The OPM debacle has touched off a scramble by federal officials to bolster the security of their networks. Tony Scott, the government’s chief information officer, said every agency was racing to make improvements, including implementing basic tools like two-factor authentication that requires anyone with the password to a system to use a second, one-time password to log in from an unrecognized computer.
“This is important work across all of the agencies of the federal government to make sure that we greatly enhance the cybersecurity profile of the U.S. government as a whole,” Scott said.
But that effort comes after almost two decades of warnings from government auditors and other internal investigations into the vulnerabilities in federal agency networks.
“There’s still much that agencies need to do that they are not doing to protect their systems,” said Gregory C. Wilshusen, the director of information security issues at the Government Accountability Office, which has conducted cyber audits for almost two decades.
Warnings from auditors about serious vulnerabilities are often ignored by agency officials, Wilshusen added.
“That’s been a recurring theme,” he said. “They believe they’ve taken corrective actions, but when one goes back to check, we find that they haven’t.”
The revelations quickly prompted calls for the ouster of Archuleta, whose agency had been warned in a series of reports since 2007 about the many vulnerabilities on its antiquated computer systems.
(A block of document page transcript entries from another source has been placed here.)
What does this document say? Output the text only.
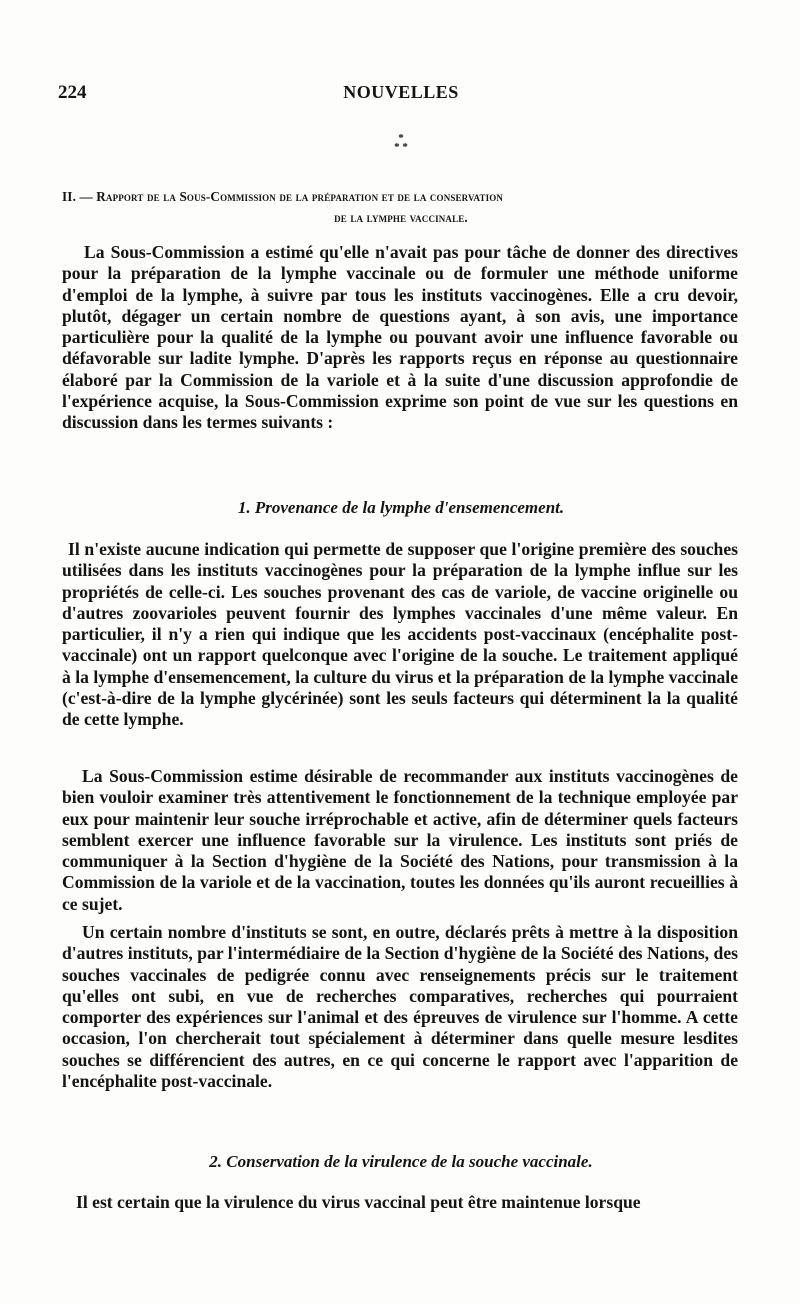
224	NOUVELLES
*
* *
II. — Rapport de la Sous-Commission de la préparation et de la conservation
de la lymphe vaccinale.

La Sous-Commission a estimé qu'elle n'avait pas pour tâche de donner des directives pour la préparation de la lymphe vaccinale ou de formuler une méthode uniforme d'emploi de la lymphe, à suivre par tous les instituts vaccinogènes. Elle a cru devoir, plutôt, dégager un certain nombre de questions ayant, à son avis, une importance particulière pour la qualité de la lymphe ou pouvant avoir une influence favorable ou défavorable sur ladite lymphe. D'après les rapports reçus en réponse au questionnaire élaboré par la Commission de la variole et à la suite d'une discussion approfondie de l'expérience acquise, la Sous-Commission exprime son point de vue sur les questions en discussion dans les termes suivants :

1. Provenance de la lymphe d'ensemencement.

Il n'existe aucune indication qui permette de supposer que l'origine première des souches utilisées dans les instituts vaccinogènes pour la préparation de la lymphe influe sur les propriétés de celle-ci. Les souches provenant des cas de variole, de vaccine originelle ou d'autres zoovarioles peuvent fournir des lymphes vaccinales d'une même valeur. En particulier, il n'y a rien qui indique que les accidents post-vaccinaux (encéphalite post-vaccinale) ont un rapport quelconque avec l'origine de la souche. Le traitement appliqué à la lymphe d'ensemencement, la culture du virus et la préparation de la lymphe vaccinale (c'est-à-dire de la lymphe glycérinée) sont les seuls facteurs qui déterminent la la qualité de cette lymphe.

La Sous-Commission estime désirable de recommander aux instituts vaccinogènes de bien vouloir examiner très attentivement le fonctionnement de la technique employée par eux pour maintenir leur souche irréprochable et active, afin de déterminer quels facteurs semblent exercer une influence favorable sur la virulence. Les instituts sont priés de communiquer à la Section d'hygiène de la Société des Nations, pour transmission à la Commission de la variole et de la vaccination, toutes les données qu'ils auront recueillies à ce sujet.

Un certain nombre d'instituts se sont, en outre, déclarés prêts à mettre à la disposition d'autres instituts, par l'intermédiaire de la Section d'hygiène de la Société des Nations, des souches vaccinales de pedigrée connu avec renseignements précis sur le traitement qu'elles ont subi, en vue de recherches comparatives, recherches qui pourraient comporter des expériences sur l'animal et des épreuves de virulence sur l'homme. A cette occasion, l'on chercherait tout spécialement à déterminer dans quelle mesure lesdites souches se différencient des autres, en ce qui concerne le rapport avec l'apparition de l'encéphalite post-vaccinale.

2. Conservation de la virulence de la souche vaccinale.

Il est certain que la virulence du virus vaccinal peut être maintenue lorsque
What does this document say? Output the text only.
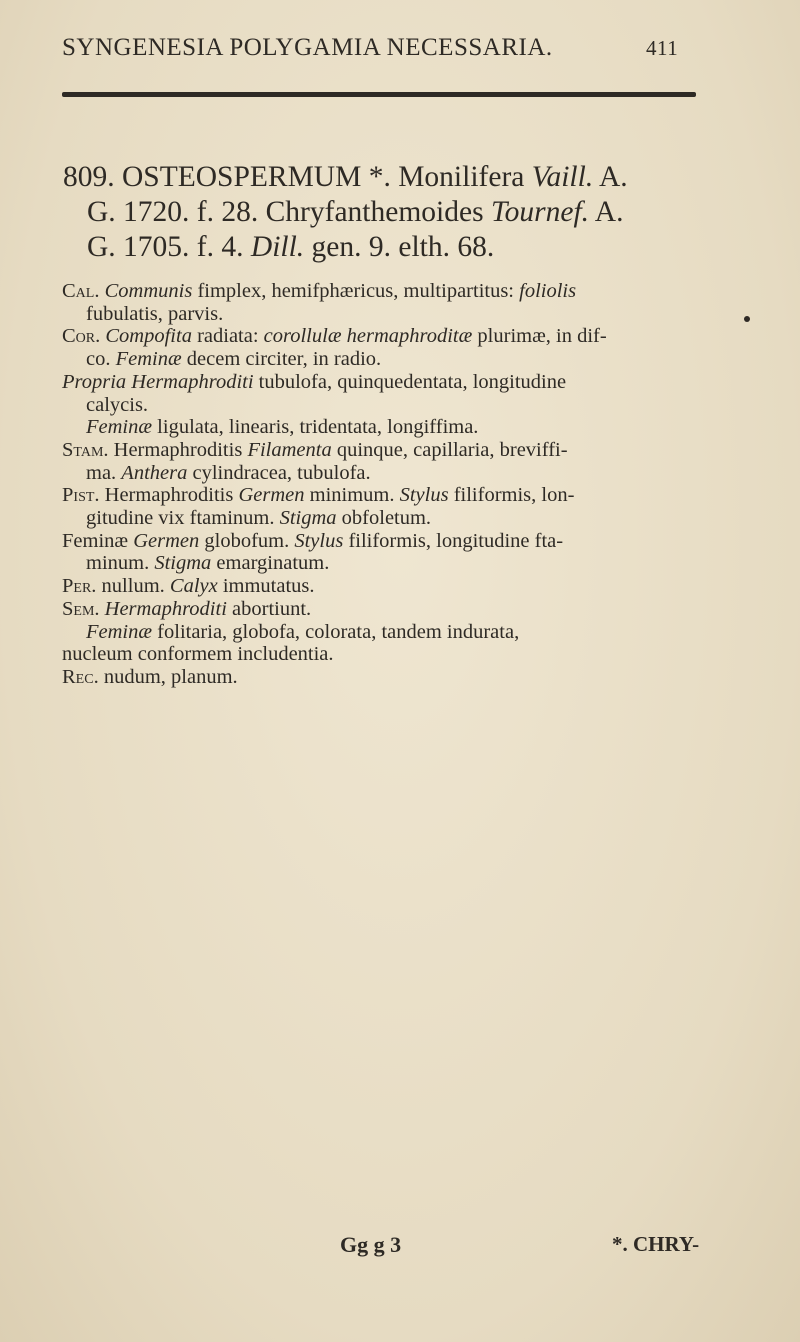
SYNGENESIA POLYGAMIA NECESSARIA.	411
809. OSTEOSPERMUM *. Monilifera Vaill. A.
G. 1720. f. 28. Chryfanthemoides Tournef. A.
G. 1705. f. 4. Dill. gen. 9. elth. 68.

Cal. Communis fimplex, hemifphæricus, multipartitus: foliolis

fubulatis, parvis.

Cor. Compofita radiata: corollulæ hermaphroditæ plurimæ, in dif-

co. Feminæ decem circiter, in radio.

Propria Hermaphroditi tubulofa, quinquedentata, longitudine

calycis.

Feminæ ligulata, linearis, tridentata, longiffima.

Stam. Hermaphroditis Filamenta quinque, capillaria, breviffi-

ma. Anthera cylindracea, tubulofa.

Pist. Hermaphroditis Germen minimum. Stylus filiformis, lon-

gitudine vix ftaminum. Stigma obfoletum.

Feminæ Germen globofum. Stylus filiformis, longitudine fta-

minum. Stigma emarginatum.

Per. nullum. Calyx immutatus.

Sem. Hermaphroditi abortiunt.

Feminæ folitaria, globofa, colorata, tandem indurata,

nucleum conformem includentia.

Rec. nudum, planum.

Gg g 3	*. CHRY-
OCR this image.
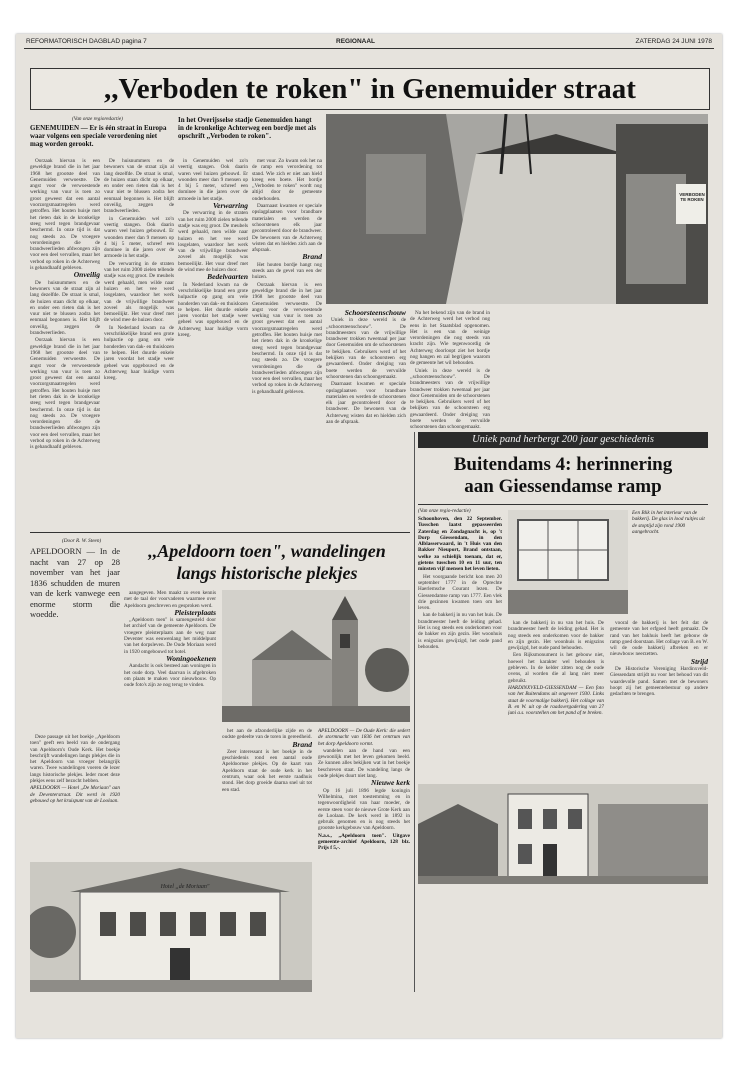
REFORMATORISCH DAGBLAD pagina 7	REGIONAAL	ZATERDAG 24 JUNI 1978
,,Verboden te roken" in Genemuider straat
(Van onze regioredactie)
GENEMUIDEN — Er is één straat in Europa waar volgens een speciale verordening niet mag worden gerookt.
In het Overijsselse stadje Genemuiden hangt in de kronkelige Achterweg een bordje met als opschrift ,,Verboden te roken".

Oorzaak hiervan is een geweldige brand die in het jaar 1968 het grootste deel van Genemuiden verwoestte. De angst voor de verwoestende werking van vuur is toen zo groot geweest dat een aantal voorzorgsmaatregelen werd getroffen. Het houten huisje met het rieten dak in de kronkelige steeg werd tegen brandgevaar beschermd. In onze tijd is dat nog steeds zo. De vroegere verordeningen die de brandweerlieden afdwongen zijn voor een deel vervallen, maar het verbod op roken in de Achterweg is gehandhaafd gebleven.

Onveilig

De huisnummers en de bewoners van de straat zijn al lang dezelfde. De straat is smal, de huizen staan dicht op elkaar, en onder een rieten dak is het vuur niet te blussen zodra het eenmaal begonnen is. Het blijft onveilig, zeggen de brandweerlieden.

Oorzaak hiervan is een geweldige brand die in het jaar 1968 het grootste deel van Genemuiden verwoestte. De angst voor de verwoestende werking van vuur is toen zo groot geweest dat een aantal voorzorgsmaatregelen werd getroffen. Het houten huisje met het rieten dak in de kronkelige steeg werd tegen brandgevaar beschermd. In onze tijd is dat nog steeds zo. De vroegere verordeningen die de brandweerlieden afdwongen zijn voor een deel vervallen, maar het verbod op roken in de Achterweg is gehandhaafd gebleven.

De huisnummers en de bewoners van de straat zijn al lang dezelfde. De straat is smal, de huizen staan dicht op elkaar, en onder een rieten dak is het vuur niet te blussen zodra het eenmaal begonnen is. Het blijft onveilig, zeggen de brandweerlieden.

in Genemuiden wel zo'n veertig stangen. Ook daarin waren veel huizen gebouwd. Er woonden meer dan 9 mensen op 4 bij 5 meter, schreef een dominee in die jaren over de armoede in het stadje.

De verwarring in de straten van het ruim 2000 zielen tellende stadje was erg groot. De meubels werd gehaald, men wilde naar huizen en het vee werd losgelaten, waardoor het werk van de vrijwillige brandweer zoveel als mogelijk was bemoeilijkt. Het vuur dreef met de wind mee de huizen door.

In Nederland kwam na de verschrikkelijke brand een grote hulpactie op gang om vele honderden van dak- en thuislozen te helpen. Het duurde enkele jaren voordat het stadje weer geheel was opgebouwd en de Achterweg haar huidige vorm kreeg.

in Genemuiden wel zo'n veertig stangen. Ook daarin waren veel huizen gebouwd. Er woonden meer dan 9 mensen op 4 bij 5 meter, schreef een dominee in die jaren over de armoede in het stadje.

Verwarring

De verwarring in de straten van het ruim 2000 zielen tellende stadje was erg groot. De meubels werd gehaald, men wilde naar huizen en het vee werd losgelaten, waardoor het werk van de vrijwillige brandweer zoveel als mogelijk was bemoeilijkt. Het vuur dreef met de wind mee de huizen door.

Bedelvaarten

In Nederland kwam na de verschrikkelijke brand een grote hulpactie op gang om vele honderden van dak- en thuislozen te helpen. Het duurde enkele jaren voordat het stadje weer geheel was opgebouwd en de Achterweg haar huidige vorm kreeg.

met vuur. Zo kwam ook het na de ramp een verordening tot stand. Wie zich er niet aan hield kreeg een boete. Het bordje ,,Verboden te roken" wordt nog altijd door de gemeente onderhouden.

Daarnaast kwamen er speciale opslagplaatsen voor brandbare materialen en werden de schoorstenen elk jaar gecontroleerd door de brandweer. De bewoners van de Achterweg wisten dat en hielden zich aan de afspraak.

Brand

Het houten bordje hangt nog steeds aan de gevel van een der huizen.

Oorzaak hiervan is een geweldige brand die in het jaar 1968 het grootste deel van Genemuiden verwoestte. De angst voor de verwoestende werking van vuur is toen zo groot geweest dat een aantal voorzorgsmaatregelen werd getroffen. Het houten huisje met het rieten dak in de kronkelige steeg werd tegen brandgevaar beschermd. In onze tijd is dat nog steeds zo. De vroegere verordeningen die de brandweerlieden afdwongen zijn voor een deel vervallen, maar het verbod op roken in de Achterweg is gehandhaafd gebleven.

Schoorsteenschouw

Uniek in deze wereld is de ,,schoorsteenschouw". De brandmeesters van de vrijwillige brandweer trokken tweemaal per jaar door Genemuiden om de schoorstenen te bekijken. Gebruikers werd of het bekijken van de schoorsteen erg gewaardeerd. Onder dreiging van boete werden de vervuilde schoorstenen dan schoongemaakt.

Daarnaast kwamen er speciale opslagplaatsen voor brandbare materialen en werden de schoorstenen elk jaar gecontroleerd door de brandweer. De bewoners van de Achterweg wisten dat en hielden zich aan de afspraak.

Na het bekend zijn van de brand in de Achterweg werd het verbod nog eens in het Staatsblad opgenomen. Het is een van de weinige verordeningen die nog steeds van kracht zijn. Wie tegenwoordig de Achterweg doorloopt ziet het bordje nog hangen en zal begrijpen waarom de gemeente het wil behouden.

Uniek in deze wereld is de ,,schoorsteenschouw". De brandmeesters van de vrijwillige brandweer trokken tweemaal per jaar door Genemuiden om de schoorstenen te bekijken. Gebruikers werd of het bekijken van de schoorsteen erg gewaardeerd. Onder dreiging van boete werden de vervuilde schoorstenen dan schoongemaakt.

VERBODEN TE ROKEN
Uniek pand herbergt 200 jaar geschiedenis
Buitendams 4: herinnering
aan Giessendamse ramp
(Van onze regio-redactie)

Schoonhoven, den 22 September. Tusschen laatst gepasseerden Zaterdag en Zondagnacht is, op 't Dorp Giessendam, in den Alblasserwaard, in 't Huis van den Bakker Nieuport, Brand ontstaan, welke zo schielijk toenam, dat er, gietens tusschen 10 en 11 uur, ten minsten vijf mensen het leven lieten.

Het voorgaande bericht kon men 20 september 1777 in de Oprechte Haerlemsche Courant lezen. De Giessendamse ramp van 1777. Een vlek drie gezinnen kwamen toen om het leven.

kan de bakkerij in nu van het huis. De brandmeester heeft de leiding gehad. Het is nog steeds een onderkomen voor de bakker en zijn gezin. Het woonhuis is enigszins gewijzigd, het oude pand behouden.

Een Blik in het interieur van de bakkerij. De glas in lood ruitjes uit de stoptijd zijn rond 1900 aangebracht.

kan de bakkerij in nu van het huis. De brandmeester heeft de leiding gehad. Het is nog steeds een onderkomen voor de bakker en zijn gezin. Het woonhuis is enigszins gewijzigd, het oude pand behouden.

Een Rijksmonument is het gebouw niet, hoewel het karakter wel behouden is gebleven. In de kelder zitten nog de oude ovens, al worden die al lang niet meer gebruikt.

HARDINXVELD-GIESSENDAM — Een foto van het Buitendams uit ongeveer 1930. Links staat de voormalige bakkerij. Het collage van B. en W. uit op de raadsvergadering van 27 juni a.s. voorstellen om het pand af te breken.

vooral de bakkerij is het feit dat de gemeente van het erfgoed heeft gemaakt. De rand van het bakhuis heeft het gebouw de ramp goed doorstaan. Het collage van B. en W. wil de oude bakkerij afbreken en er nieuwbouw neerzetten.

Strijd

De Historische Vereniging Hardinxveld-Giessendam strijdt nu voor het behoud van dit waardevolle pand. Samen met de bewoners hoopt zij het gemeentebestuur op andere gedachten te brengen.

(Door R. W. Steen)
APELDOORN — In de nacht van 27 op 28 november van het jaar 1836 schudden de muren van de kerk vanwege een enorme storm die woedde.
,,Apeldoorn toen", wandelingen
langs historische plekjes

Deze passage uit het boekje ,,Apeldoorn toen" geeft een beeld van de ondergang van Apeldoorn's Oude Kerk. Het boekje beschrijft wandelingen langs plekjes die in het Apeldoorn van vroeger belangrijk waren. Twee wandelingen voeren de lezer langs historische plekjes. Ieder moet deze plekjes eens zelf bezocht hebben.

APELDOORN — Hotel ,,De Moriaan" aan de Deventerstraat. Dit werd in 1920 gebouwd op het kruispunt van de Loolaan.

aangegeven. Men maakt zo even kennis met de taal der voorvaderen waarmee over Apeldoorn geschreven en gesproken werd.

Pleisterplaats

,,Apeldoorn toen" is samengesteld door het archief van de gemeente Apeldoorn. De vroegere pleisterplaats aan de weg naar Deventer was eeuwenlang het middelpunt van het dorpsleven. De Oude Moriaan werd in 1920 omgebouwd tot hotel.

Woningoekenen

Aandacht is ook besteed aan woningen in het oude dorp. Veel daarvan is afgebroken om plaats te maken voor nieuwbouw. Op oude foto's zijn ze nog terug te vinden.

het aan de afzonderlijke zijde en de oudste gedeelte van de toren in gereedheid.

Brand

Zeer interessant is het boekje in de geschiedenis rond een aantal oude Apeldoornse plekjes. Op de kaart van Apeldoorn staat de oude kerk in het centrum, waar ook het eerste raadhuis stond. Het dorp groeide daarna snel uit tot een stad.

APELDOORN — De Oude Kerk: die sedert de stormnacht van 1836 het centrum van het dorp Apeldoorn vormt.

wandelen aan de hand van een gewoonlijk met het leven gekomen beeld. Ze kunnen alles bekijken wat in het boekje beschreven staat. De wandeling langs de oude plekjes duurt niet lang.

Nieuwe kerk

Op 16 juli 1896 legde koningin Wilhelmina, met toestemming en in tegenwoordigheid van haar moeder, de eerste steen voor de nieuwe Grote Kerk aan de Loolaan. De kerk werd in 1892 in gebruik genomen en is nog steeds het grootste kerkgebouw van Apeldoorn.

N.a.s., ,,Apeldoorn toen". Uitgave gemeente-archief Apeldoorn, 128 blz. Prijs f 5,-.

Hotel „de Moriaan"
Rep. Jason Chaffetz, R-Utah, the chairman of the House Oversight Committee, said Archuleta and her top technology official should resign or be removed.
“Their negligence has now put the personal and sensitive information of 21.5 million Americans into the hands of our adversaries,” Chaffetz said. “Such incompetence is inexcusable.”
The criticism was bipartisan. Sen. Mark W. Warner, D-Va., also called on Archuleta to step down.
“The technological and security failures at the Office of Personnel Management predate this director’s term, but Director Archuleta’s slow and uneven response has not inspired confidence that she is the right person to manage OPM through this crisis,” Warner said in a statement.
That attackers were able to compromise the agency using a contractor’s credentials is unacceptable, security experts say, given the wide availability of two-factor authentication tools, which have become standard practice, particularly since a cyberattack at Target nearly two years ago, when hackers managed to break into the retailer’s system using the credentials of a heating and cooling contractor.
“A second offense is more unacceptable than the first,” said Suni Munshani, the chief executive of Protegrity, a data security company. “The OPM and government agencies need to get their act together and better protect the information of their employees and citizens.”